— Да, господа, неожиданно. Мощная иллюзия.
— Мощная, — говорю. — Я тут им чуть всю лабораторию не разнёс, ёлки. Так тонну кирпичей, блин, можно отложить.
Только тут заметил, что чебурашки, вроде, удивились. Вроде не ожидали, что мы распсихуемся.
Нгилан говорит чё-то, типа:
— Разве страшно? — и ещё что-то там про посмотреть на то, что внутри.
Я себе по черепу постучал кулаком:
— Понимать надо, док, — говорю. — Мы же не видали таких медуз, ёлки! — а дальше перешёл на ихний. — Я, — пальцем на себя, — думал, что она, — на медузу пальцем, — его ест. Ясно?
Они как расхохочутся.
— Мудачьё, — говорю. — Козлы. Предупреждать надо.
И тётка Видзико меня погладила по морде своей обезьяньей лапкой. Запахла цветочком.
— Зергей, — сказала, жалостливо, вроде, — нельзя так. Ужасно-страшно. Как можно съесть Вигдора живьём? Как можно так думать?
— Кто вас знает, — говорю. По-русски. А потом — на ихнем. — Ценг-ро.
В смысле, «бывает». Или «случается». Сами говорят «ценг-ро», если чего-то такое выходит непредвиденное. Болезнь-ураган, дрянь какая-нибудь.

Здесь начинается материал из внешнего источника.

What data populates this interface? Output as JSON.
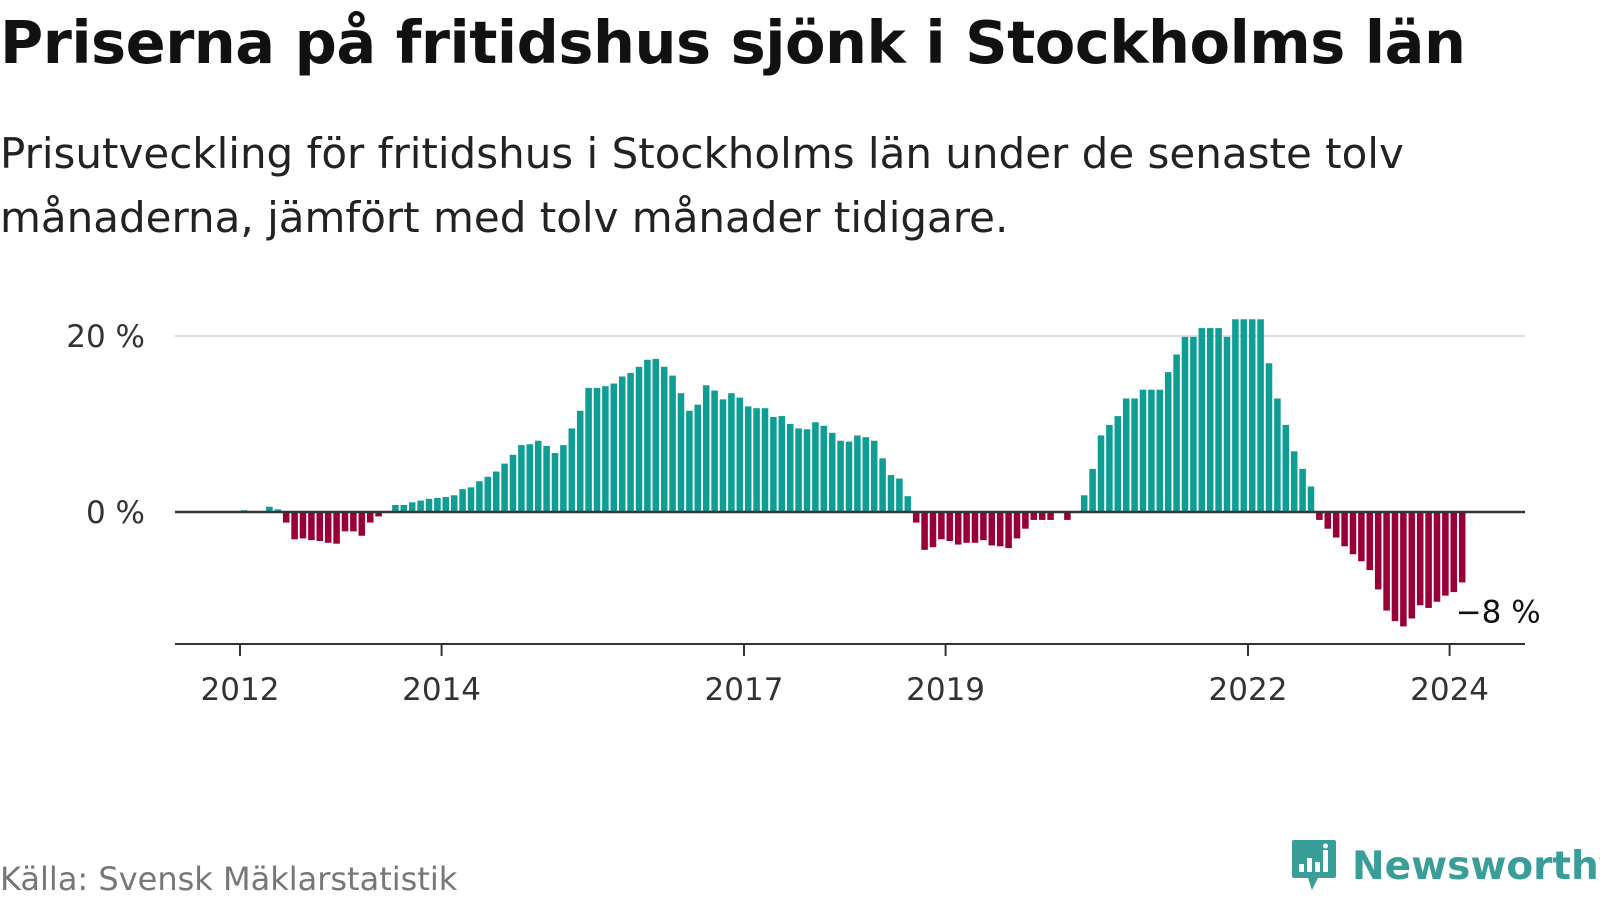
{
  "title": "Priserna på fritidshus sjönk i Stockholms län",
  "subtitle": "Prisutveckling för fritidshus i Stockholms län under de senaste tolv månaderna, jämfört med tolv månader tidigare.",
  "source": "Källa: Svensk Mäklarstatistik",
  "brand": "Newsworthy",
  "colors": {
    "positive": "#0f9e95",
    "negative": "#990038",
    "brand": "#3a9e98"
  },
  "chart_data": {
    "type": "bar",
    "title": "Priserna på fritidshus sjönk i Stockholms län",
    "xlabel": "",
    "ylabel": "",
    "ylim": [
      -15,
      22
    ],
    "y_ticks": [
      {
        "value": 0,
        "label": "0 %"
      },
      {
        "value": 20,
        "label": "20 %"
      }
    ],
    "x_ticks": [
      {
        "year": 2012,
        "label": "2012"
      },
      {
        "year": 2014,
        "label": "2014"
      },
      {
        "year": 2017,
        "label": "2017"
      },
      {
        "year": 2019,
        "label": "2019"
      },
      {
        "year": 2022,
        "label": "2022"
      },
      {
        "year": 2024,
        "label": "2024"
      }
    ],
    "start": {
      "year": 2011,
      "month": 1
    },
    "end_label": "−8 %",
    "series": [
      {
        "name": "Prisutveckling",
        "values": [
          0,
          0,
          0,
          0,
          0,
          0,
          0,
          0,
          0,
          0,
          0,
          0,
          0.2,
          0,
          0,
          0.6,
          0.3,
          -1.2,
          -3.1,
          -3.0,
          -3.2,
          -3.3,
          -3.5,
          -3.6,
          -2.2,
          -2.2,
          -2.7,
          -1.2,
          -0.5,
          0,
          0.8,
          0.8,
          1.1,
          1.3,
          1.5,
          1.6,
          1.7,
          1.9,
          2.6,
          2.8,
          3.5,
          4.0,
          4.6,
          5.5,
          6.5,
          7.6,
          7.7,
          8.1,
          7.5,
          6.7,
          7.6,
          9.5,
          11.5,
          14.1,
          14.1,
          14.3,
          14.6,
          15.4,
          15.8,
          16.5,
          17.3,
          17.4,
          16.5,
          15.5,
          13.5,
          11.5,
          12.2,
          14.4,
          13.8,
          12.8,
          13.5,
          13.0,
          12.0,
          11.8,
          11.8,
          10.8,
          10.9,
          10.0,
          9.5,
          9.4,
          10.2,
          9.8,
          9.0,
          8.1,
          8.0,
          8.7,
          8.5,
          8.1,
          6.1,
          4.2,
          3.8,
          1.8,
          -1.2,
          -4.3,
          -4.0,
          -3.1,
          -3.3,
          -3.7,
          -3.5,
          -3.5,
          -3.2,
          -3.8,
          -3.9,
          -4.1,
          -3.0,
          -1.9,
          -0.9,
          -0.9,
          -0.9,
          0,
          -0.9,
          0,
          1.9,
          4.9,
          8.7,
          9.9,
          10.9,
          12.9,
          12.9,
          13.9,
          13.9,
          13.9,
          15.9,
          17.9,
          19.9,
          19.9,
          20.9,
          20.9,
          20.9,
          19.9,
          21.9,
          21.9,
          21.9,
          21.9,
          16.9,
          12.9,
          9.9,
          6.9,
          4.9,
          2.9,
          -0.9,
          -1.9,
          -2.9,
          -3.9,
          -4.8,
          -5.6,
          -6.6,
          -8.8,
          -11.2,
          -12.4,
          -13.0,
          -12.1,
          -10.6,
          -10.9,
          -10.2,
          -9.5,
          -9.1,
          -8.0
        ]
      }
    ]
  }
}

И вдруг вижу — уже и не смеются. Смотрят на меня. И Цодинг с Витька медузу снял и в банку пустил.
Чего-то удивил я их, ёлки.
Они, главное дело, сразу перехотели нас изучать. Вообще. Пожилой стал банки с медузами закрывать плёнкой, Цодинг потянулся трубки вытаскивать — всё, в общем, кончен бал. И Динька прям чуть не плачет, губы кусает.
Тёмка чего-то заикнулся:
— Наверное, вы не так…
И тут Витёк себе пузо потёр, где от медузы мокрое, встал — и Цодинга так приобнял, за плечики, как они тут друг с другом ходят. И говорит:
— Слышь, док, вы, в натуре, не так поняли. Мы же видим, что вам интересно — так и нам интересно. Мне интересно. А на Серого не смотри, он просто медуз боится. У нас дома медузы… это… с зубами.